By Mandy Simon, ACLU Washington Legislative Office.
Today’s a big week for National Security Letters, the secret government subpoenas issued to gain access to personal or business records without court approval. There’s a hearing tomorrow in the House Judiciary Subcommittee on Constitution, Civil Rights and Civil Liberties and another hearing Wednesday in front of the full Senate Judiciary Committee. Tomorrow’s hearing features not only the ACLU but the DOJ Inspector General himself, Mr. Glenn Fine, and FBI General Counsel Valerie Caproni. The government panelists will go first but we’ll be there, ever watchful, until it’s our turn to step up to the mic.
Mr. Jameel Jaffer, director of the ACLU National Security Project, will be ready to explain just why the ACLU feels the NSL statute is, to put it lightly, constitutionally unsound. Jameel and the others at the project have fought in the courts to bring the NSL power in line with the Constitution, to ensure businesses that get NSLs have a right to challenge them in court, and to protect the First Amendment rights of the people who receive them. For instance, NSLs typically come with a gag order that bars recipients from disclosing it got an FBI demand for records In a case we filed on behalf of a gagged NSL recipient, a federal court recently struck down the entire NSL statute after finding the gag provisions unconstitutional.
We’ve also been using Freedom of Information Act requests to compel disclosure of information about the government’s abuse of the NSL power. The most recent thing we received back were documents hinting that the Defense Department, which has a much more limited NSL power, was sending requests through the FBI to get information it was not otherwise allowed to get.
NSLs have been around for awhile but the Patriot Act greatly broadened the statute. It broadened it so much, in fact, that it gave the FBI leeway to demand information about people even when the FBI did not suspect them of doing anything wrong. Using NSLs, the FBI can create files on innocent people based on the financial information, credit information, phone records, Internet records, and even First Amendment-protected information the NSL is allowed to grab. Since the FBI collects this information secretly, we were always wary that the statute would be abused. The consecutive reports on the FBI’s use of NSLs from the Justice Department’s Office of Inspector General showing systematic and widespread abuse have proven us right. The latest showed that the bureau, on its own initiative, issued NSLs to get sensitive information after the FISA court had already rejected its requests.

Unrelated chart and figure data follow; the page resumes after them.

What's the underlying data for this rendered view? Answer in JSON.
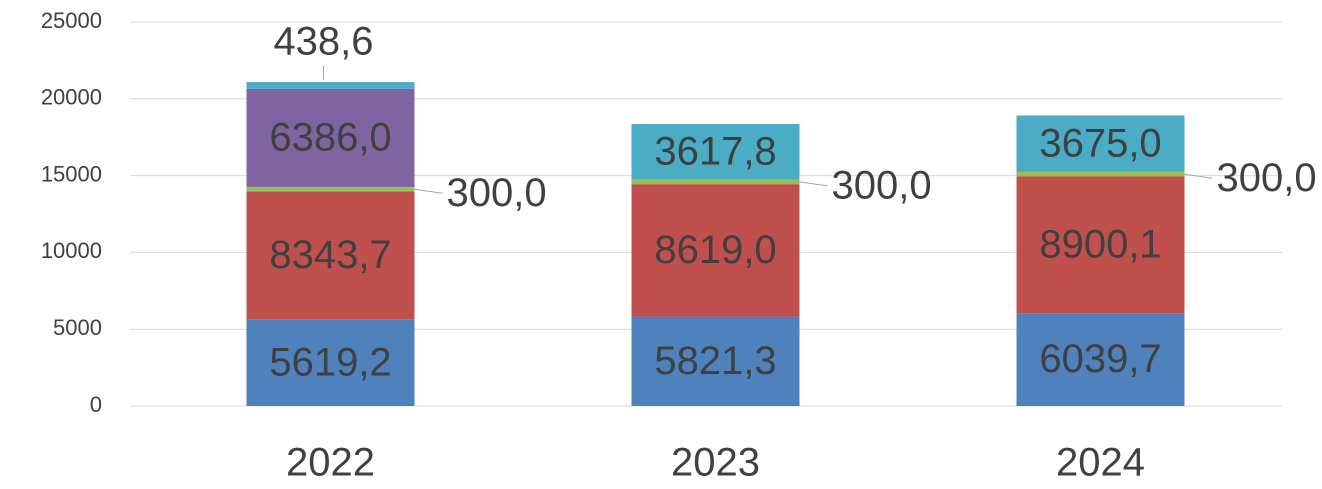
{
  "chart_data": {
    "type": "stacked_bar",
    "categories": [
      "2022",
      "2023",
      "2024"
    ],
    "series": [
      {
        "color": "#4f81bd",
        "values": [
          5619.2,
          5821.3,
          6039.7
        ],
        "value_labels": [
          "5619,2",
          "5821,3",
          "6039,7"
        ]
      },
      {
        "color": "#c0504d",
        "values": [
          8343.7,
          8619.0,
          8900.1
        ],
        "value_labels": [
          "8343,7",
          "8619,0",
          "8900,1"
        ]
      },
      {
        "color": "#9bbb59",
        "values": [
          300.0,
          300.0,
          300.0
        ],
        "value_labels": [
          "300,0",
          "300,0",
          "300,0"
        ]
      },
      {
        "color": "#8064a2",
        "values": [
          6386.0,
          null,
          null
        ],
        "value_labels": [
          "6386,0",
          null,
          null
        ]
      },
      {
        "color": "#4bacc6",
        "values": [
          438.6,
          3617.8,
          3675.0
        ],
        "value_labels": [
          "438,6",
          "3617,8",
          "3675,0"
        ]
      }
    ],
    "ylim": [
      0,
      25000
    ],
    "yticks": [
      0,
      5000,
      10000,
      15000,
      20000,
      25000
    ],
    "grid": true
  }
}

The FBI believes it can control this power with internal guidelines. We say you can’t rebuild a house on a rotten foundation and the NSL statute demands outside oversight and strict limits in the law about whom they can collect information. We think Representative Nadler’s bill strikes a healthy balance between civil liberties and the government’s ability to go after legitimate threats. And we plan to tell him that tomorrow.